Agnese Sbrollini1, Chiara Leoni1, Marjolein de Jongh2, Micaela Morettini1, Laura Burattini1, Cees A. Swenne2
1Università Politecnica delle Marche, 2Leiden University Medical Center


Introduction. Knowing the contributions of ECG features to a specific ECG diagnosis is essential for the clinical interpretability of the diagnostic algorithm. Such an analysis is commonly done in conventional statis-tics, but seldomly addressed in deep learning. Here, we compare the contributions of ECG features in a deep-learning algorithm for the detection of emerging heart failure (HF) with those obtained by conventional statistical analysis.

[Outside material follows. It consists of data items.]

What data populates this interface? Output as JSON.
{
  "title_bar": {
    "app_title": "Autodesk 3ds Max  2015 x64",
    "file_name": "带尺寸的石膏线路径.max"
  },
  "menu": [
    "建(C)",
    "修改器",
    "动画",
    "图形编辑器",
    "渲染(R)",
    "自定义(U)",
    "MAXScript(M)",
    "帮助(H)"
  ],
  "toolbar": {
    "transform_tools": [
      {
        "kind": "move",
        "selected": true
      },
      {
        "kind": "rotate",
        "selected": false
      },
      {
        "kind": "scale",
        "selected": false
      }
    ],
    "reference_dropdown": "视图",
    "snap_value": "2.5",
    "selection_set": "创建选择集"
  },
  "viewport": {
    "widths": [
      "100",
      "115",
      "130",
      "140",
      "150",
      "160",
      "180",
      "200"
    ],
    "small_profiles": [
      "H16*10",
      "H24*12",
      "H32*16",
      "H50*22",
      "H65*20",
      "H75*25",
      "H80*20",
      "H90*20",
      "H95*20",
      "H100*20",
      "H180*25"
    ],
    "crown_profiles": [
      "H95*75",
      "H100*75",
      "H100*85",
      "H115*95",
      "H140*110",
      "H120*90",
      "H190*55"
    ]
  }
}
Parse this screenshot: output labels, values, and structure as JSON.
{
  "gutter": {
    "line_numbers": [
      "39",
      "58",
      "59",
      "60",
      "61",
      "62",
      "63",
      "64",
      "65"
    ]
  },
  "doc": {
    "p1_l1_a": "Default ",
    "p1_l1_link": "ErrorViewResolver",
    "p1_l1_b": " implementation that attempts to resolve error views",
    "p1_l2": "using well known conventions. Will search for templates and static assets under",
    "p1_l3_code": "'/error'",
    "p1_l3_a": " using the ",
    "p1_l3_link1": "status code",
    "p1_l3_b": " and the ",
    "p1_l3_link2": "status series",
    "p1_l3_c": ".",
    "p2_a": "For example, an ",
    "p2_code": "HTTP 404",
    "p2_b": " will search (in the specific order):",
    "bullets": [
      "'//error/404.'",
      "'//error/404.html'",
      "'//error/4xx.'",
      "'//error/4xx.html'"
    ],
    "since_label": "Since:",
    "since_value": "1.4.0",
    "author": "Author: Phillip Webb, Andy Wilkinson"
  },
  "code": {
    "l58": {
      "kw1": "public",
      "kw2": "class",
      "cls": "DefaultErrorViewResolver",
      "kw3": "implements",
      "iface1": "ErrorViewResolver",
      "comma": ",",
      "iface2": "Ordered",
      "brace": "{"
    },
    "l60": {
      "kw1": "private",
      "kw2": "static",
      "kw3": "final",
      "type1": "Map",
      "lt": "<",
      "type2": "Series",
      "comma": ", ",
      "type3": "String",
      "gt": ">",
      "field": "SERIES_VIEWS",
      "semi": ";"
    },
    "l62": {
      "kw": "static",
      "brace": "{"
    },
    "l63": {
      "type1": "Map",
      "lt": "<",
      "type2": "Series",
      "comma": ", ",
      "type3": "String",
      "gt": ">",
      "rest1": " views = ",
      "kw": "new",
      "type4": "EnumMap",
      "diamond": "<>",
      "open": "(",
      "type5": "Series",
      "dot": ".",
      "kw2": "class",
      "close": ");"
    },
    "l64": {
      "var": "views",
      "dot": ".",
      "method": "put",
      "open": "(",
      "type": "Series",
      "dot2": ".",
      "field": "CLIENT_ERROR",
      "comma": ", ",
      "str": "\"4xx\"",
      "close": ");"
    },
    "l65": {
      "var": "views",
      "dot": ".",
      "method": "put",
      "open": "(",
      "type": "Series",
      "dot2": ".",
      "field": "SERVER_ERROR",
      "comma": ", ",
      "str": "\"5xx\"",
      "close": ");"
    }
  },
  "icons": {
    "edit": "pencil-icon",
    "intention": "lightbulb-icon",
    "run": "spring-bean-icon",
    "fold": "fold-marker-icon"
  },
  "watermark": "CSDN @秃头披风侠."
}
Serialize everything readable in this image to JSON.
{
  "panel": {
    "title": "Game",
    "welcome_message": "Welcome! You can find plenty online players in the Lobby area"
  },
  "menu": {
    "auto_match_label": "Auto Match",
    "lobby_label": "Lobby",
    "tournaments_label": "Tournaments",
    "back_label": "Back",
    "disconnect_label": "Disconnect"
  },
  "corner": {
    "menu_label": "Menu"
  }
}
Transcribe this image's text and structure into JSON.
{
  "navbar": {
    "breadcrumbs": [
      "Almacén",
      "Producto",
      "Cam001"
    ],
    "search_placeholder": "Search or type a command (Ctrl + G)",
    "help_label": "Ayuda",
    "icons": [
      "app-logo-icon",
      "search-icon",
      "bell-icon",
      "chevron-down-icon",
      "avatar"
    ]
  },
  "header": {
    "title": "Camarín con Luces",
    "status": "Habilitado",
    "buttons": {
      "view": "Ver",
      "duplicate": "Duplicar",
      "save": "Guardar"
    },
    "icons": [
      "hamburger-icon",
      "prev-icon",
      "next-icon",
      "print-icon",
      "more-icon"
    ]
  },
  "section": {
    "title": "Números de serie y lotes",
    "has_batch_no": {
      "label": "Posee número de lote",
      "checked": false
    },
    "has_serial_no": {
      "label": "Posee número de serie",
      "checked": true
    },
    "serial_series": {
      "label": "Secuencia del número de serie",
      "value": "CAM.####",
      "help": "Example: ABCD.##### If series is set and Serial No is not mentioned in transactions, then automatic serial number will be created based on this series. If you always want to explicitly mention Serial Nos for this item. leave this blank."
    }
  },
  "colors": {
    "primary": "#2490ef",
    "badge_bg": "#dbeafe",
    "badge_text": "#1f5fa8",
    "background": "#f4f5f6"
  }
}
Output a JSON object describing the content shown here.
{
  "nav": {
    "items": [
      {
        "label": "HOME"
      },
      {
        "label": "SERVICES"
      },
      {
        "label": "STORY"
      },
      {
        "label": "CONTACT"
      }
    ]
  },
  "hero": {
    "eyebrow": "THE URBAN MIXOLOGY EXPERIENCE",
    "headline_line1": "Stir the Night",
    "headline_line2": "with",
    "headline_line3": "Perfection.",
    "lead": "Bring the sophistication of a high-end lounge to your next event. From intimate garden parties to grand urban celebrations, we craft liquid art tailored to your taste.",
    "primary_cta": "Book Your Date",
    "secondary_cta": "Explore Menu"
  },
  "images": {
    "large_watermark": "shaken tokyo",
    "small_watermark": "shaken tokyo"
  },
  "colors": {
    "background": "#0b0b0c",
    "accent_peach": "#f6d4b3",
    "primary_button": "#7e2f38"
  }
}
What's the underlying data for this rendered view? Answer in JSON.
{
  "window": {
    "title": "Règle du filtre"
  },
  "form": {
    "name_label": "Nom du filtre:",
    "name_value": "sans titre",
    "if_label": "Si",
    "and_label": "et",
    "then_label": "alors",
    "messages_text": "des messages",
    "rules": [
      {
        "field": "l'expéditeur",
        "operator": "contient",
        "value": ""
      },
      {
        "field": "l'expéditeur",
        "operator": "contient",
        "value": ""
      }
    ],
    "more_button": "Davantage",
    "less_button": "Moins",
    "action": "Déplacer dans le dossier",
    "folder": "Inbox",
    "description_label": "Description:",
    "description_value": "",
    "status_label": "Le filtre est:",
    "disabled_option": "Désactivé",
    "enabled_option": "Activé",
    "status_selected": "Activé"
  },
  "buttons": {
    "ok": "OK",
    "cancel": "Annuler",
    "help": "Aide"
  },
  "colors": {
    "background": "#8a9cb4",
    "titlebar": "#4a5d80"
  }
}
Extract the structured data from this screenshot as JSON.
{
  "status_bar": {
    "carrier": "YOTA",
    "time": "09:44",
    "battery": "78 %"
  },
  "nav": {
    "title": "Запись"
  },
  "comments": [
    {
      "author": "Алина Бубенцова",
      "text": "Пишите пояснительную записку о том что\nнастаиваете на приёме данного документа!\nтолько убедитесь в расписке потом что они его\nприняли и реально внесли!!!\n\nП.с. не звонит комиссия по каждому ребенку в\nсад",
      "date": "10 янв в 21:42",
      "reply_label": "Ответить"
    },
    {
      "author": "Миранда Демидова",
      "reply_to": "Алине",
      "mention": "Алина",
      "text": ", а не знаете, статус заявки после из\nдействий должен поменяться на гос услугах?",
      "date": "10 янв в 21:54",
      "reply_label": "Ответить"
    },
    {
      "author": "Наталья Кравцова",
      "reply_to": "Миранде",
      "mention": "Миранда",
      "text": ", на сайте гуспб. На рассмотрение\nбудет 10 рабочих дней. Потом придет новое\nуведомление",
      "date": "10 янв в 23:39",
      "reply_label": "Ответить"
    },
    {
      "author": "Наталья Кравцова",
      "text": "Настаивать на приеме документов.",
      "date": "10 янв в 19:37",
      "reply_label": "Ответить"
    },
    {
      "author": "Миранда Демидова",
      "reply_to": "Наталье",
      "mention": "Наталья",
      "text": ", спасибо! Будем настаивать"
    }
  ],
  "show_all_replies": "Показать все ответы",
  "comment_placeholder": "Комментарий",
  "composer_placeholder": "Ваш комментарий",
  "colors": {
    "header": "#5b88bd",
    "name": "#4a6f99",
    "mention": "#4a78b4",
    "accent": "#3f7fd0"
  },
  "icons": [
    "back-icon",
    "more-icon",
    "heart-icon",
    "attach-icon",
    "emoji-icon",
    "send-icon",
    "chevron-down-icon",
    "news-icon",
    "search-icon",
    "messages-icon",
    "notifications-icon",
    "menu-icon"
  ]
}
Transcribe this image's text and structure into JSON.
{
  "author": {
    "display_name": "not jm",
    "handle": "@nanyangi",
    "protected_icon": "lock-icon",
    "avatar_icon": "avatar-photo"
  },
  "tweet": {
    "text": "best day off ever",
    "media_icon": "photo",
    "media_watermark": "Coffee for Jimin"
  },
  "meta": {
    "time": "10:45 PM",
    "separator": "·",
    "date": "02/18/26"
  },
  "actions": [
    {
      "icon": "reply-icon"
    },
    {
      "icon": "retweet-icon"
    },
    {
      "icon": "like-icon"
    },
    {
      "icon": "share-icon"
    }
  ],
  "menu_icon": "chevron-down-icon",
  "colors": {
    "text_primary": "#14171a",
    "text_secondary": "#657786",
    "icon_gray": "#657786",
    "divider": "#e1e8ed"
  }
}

Methods. We analyzed 58 ECG pairs obtained in myocardial infarction (MI) patients. Baseline ECGs were recorded ≥6 months after MI, without signs or symptoms of HF. Follow-up ECGs were recorded ≥12 months after MI (controls) or because of new HF-related complaints (cases). ECGs were characterized by 42 features. A deep-learning neural network with 42 inputs and case/control outputs was created by the Repeated Structuring & Learning Procedure. For each patient, a feature ranking was constructed by analysis of the neural-network coefficients by a local-interpretable model-agnostic explanatory algorithm. The feature relevances (FR) for the study group were computed as 42 weighted averages (by ranking) of the percentage of patients presenting that specific feature in each of the ranking positions. Additionally, we computed 42 area-under-the-curve (AUC) values associated with conventional univariate analysis. To compare the deep-learning and univariate-based assessments of the importance of each of the 42 features, we computed Pearson’s correlation coefficient (rho) between FR and AUC.

Results. Neural network training had a 99% classification performance and FR ranging from 4.47% (QRS complexity in follow-up ECG) to 0.32%. AUC ranged from 82% (absolute value of QRS-T spatial angle difference between baseline and follow-up ECGs) to 23%. Correlation analysis yielded no significant association between AUC and FR (rho=0.18, p>0.05).

Conclusion. Deep-learning and statistical-analysis generated feature contributions to heart-failure detection were discordant. Further studies will investigate which of the two approaches better reflects clinical interpretation.